En todo caso ni le culpo ni le atribuyo valor alguno. Las cosas me han salido
como tenían que salirme, unas tras mucha reflexión y otras en un pronto
irreflexivo. Siempre, sin embargo, dando todo, cerrados los ojos no para no
ver, sino para embestir mucho mejor; empeñado en tirar para adelante y decidido
a no dejarme acogotar ante ningún obstáculo.
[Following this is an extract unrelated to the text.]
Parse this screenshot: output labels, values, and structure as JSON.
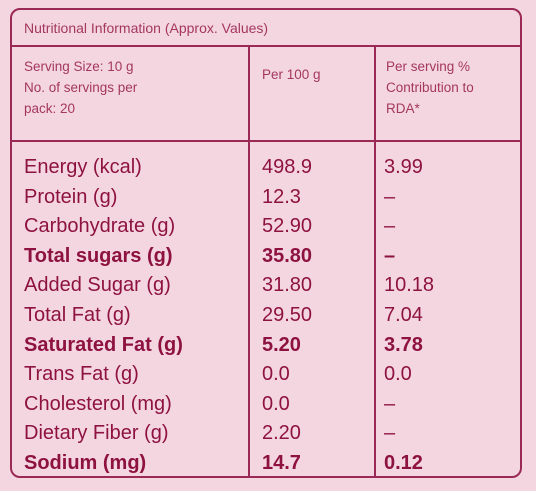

Viene esta exposición a cuento de unas
palabras que he escuchado a José Mourinho, técnico del Real Madrid, aduciendo
que “la suerte ha marcado la diferencia” en el encuentro de fútbol Real Madrid
– Barcelona. Su equipo perdió. No vi el partido, entre otras cosas porque
aproveché el follón de ese encuentro para disfrutar de la piscina vacía y toda
disponible para mí. Pero los retazos que luego han reproducido por la tele del
fútbol desarrollado por ambos equipos no dan lugar a engaño: ¿al saber lo
llaman ahora suerte?
Esta mañana, cantando con mi gente Las
mañanitas a la Virgen de Guadalupe, al final de la celebración de la Eucaristía,
al percibir que el vocerío tipo karaoke apenas dejaba oírse a la instrumentación
musical de la megafonía, fui consciente de lo agraciado que soy, que he sido
durante toda mi vida, y que no tengo motivos para pensar que no lo sea en el
futuro.
¡Tiene gracia que yo sea afortunado!
1 comentario:
"¡Tiene gracia que yo sea afortunado", cito, y digo ¿es que aún no te lo crees?, ¿es que lo dudas? ¿es que no crees merecerlo? vaya, vaya, alguien ha olvidado algo (léelo como si lo dijera Gila) y no digo más. Míguel, claro que eres afortunado y además es que te lo has ganado a pulso amigo mío. No hay más.